Derzeit orientiert sich die Ressourcenzuteilung für den Unterricht von Kindern mit sonderpädagogischem Förderbedarf (SPF) an einer Größe, die 31 Jahre alt ist. Laut Finanzausgleich von 1992 gibt es vom Bund für maximal 2,7 Prozent der Pflichtschüler, die wegen körperlicher oder psychischer Einschränkungen spezielle Unterstützung benötigen, zusätzliche Ressourcen.

Tatsächlich aber waren laut Statistik Austria im Schuljahr 2021/22 von den insgesamt 582.969 Kindern in Pflichtschulen 5,1 Prozent Schülerinnen und Schüler mit sonderpädagogischem Förderbedarf. Auffällig und erklärbedürftig dabei ist die höchst unterschiedliche Verteilung je nach Bundesland (siehe Grafik unten).

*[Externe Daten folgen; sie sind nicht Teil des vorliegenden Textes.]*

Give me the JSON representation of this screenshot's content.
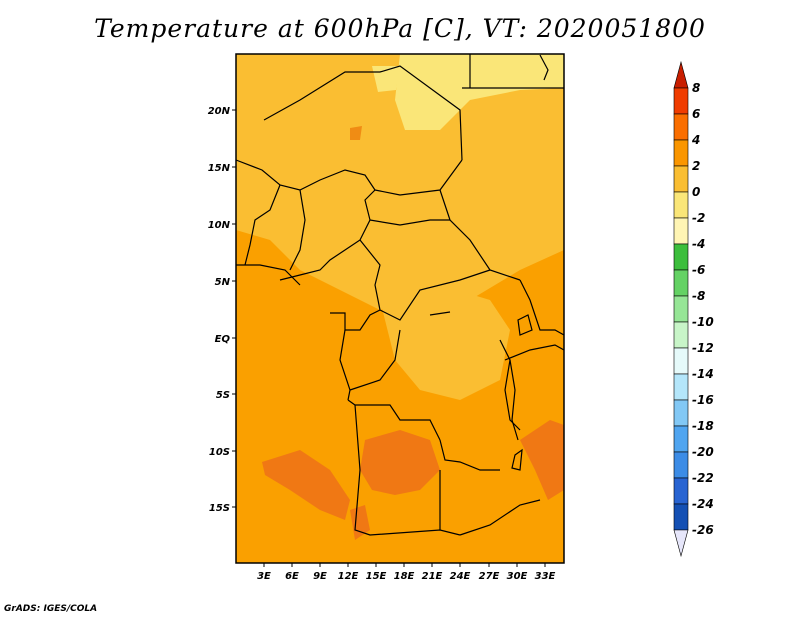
{
  "title": "Temperature at 600hPa [C], VT: 2020051800",
  "credit": "GrADS: IGES/COLA",
  "axes": {
    "lat_labels": [
      "20N",
      "15N",
      "10N",
      "5N",
      "EQ",
      "5S",
      "10S",
      "15S"
    ],
    "lon_labels": [
      "3E",
      "6E",
      "9E",
      "12E",
      "15E",
      "18E",
      "21E",
      "24E",
      "27E",
      "30E",
      "33E"
    ]
  },
  "colorbar": {
    "labels": [
      "8",
      "6",
      "4",
      "2",
      "0",
      "-2",
      "-4",
      "-6",
      "-8",
      "-10",
      "-12",
      "-14",
      "-16",
      "-18",
      "-20",
      "-22",
      "-24",
      "-26"
    ],
    "colors": [
      "#c81e00",
      "#f03c00",
      "#fa6e00",
      "#fa9600",
      "#fabe32",
      "#fae678",
      "#fff5b4",
      "#3cbe3c",
      "#64d264",
      "#96e696",
      "#c8f5c8",
      "#e6fafa",
      "#b4e6fa",
      "#82c8f5",
      "#50a5f0",
      "#3c8ce6",
      "#2864d2",
      "#1450b4",
      "#0a2896",
      "#000064",
      "#e6e6fa"
    ]
  }
}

Wie viele Kinder sonderpädagogischen Förderbedarf haben und wo sie in die Schule gehen
Die Zuerkennung eines sonderpädagogischen Förderbedarfs (SPF) ist extrem unterschiedlich je nach Bundesland. Auch die Verteilung der SPF-Kinder auf Sonderschulen und in reguläre Klassen differiert sehr stark.
Grafik: DER STANDARD/Statistik Austria Foto: APA/Schneider

Während Tirol nur 2,8 Prozent SPF-Anteil aufweist, liegt er im benachbarten Salzburg bei 6,9 Prozent, also mehr als doppelt so hoch und weit über dem Österreich-Schnitt. In Wien und Oberösterreich gelten je 5,8 Prozent der Pflichtschulkinder als sonderpädagogisch förderbedürftig. Im Burgenland mit 3,6 Prozent und in der Steiermark mit vier Prozent wird das Label SPF hingegen deutlich seltener vergeben. Über dem Landesdurchschnitt liegen auch Niederösterreich (5,3 Prozent) und Vorarlberg (5,5).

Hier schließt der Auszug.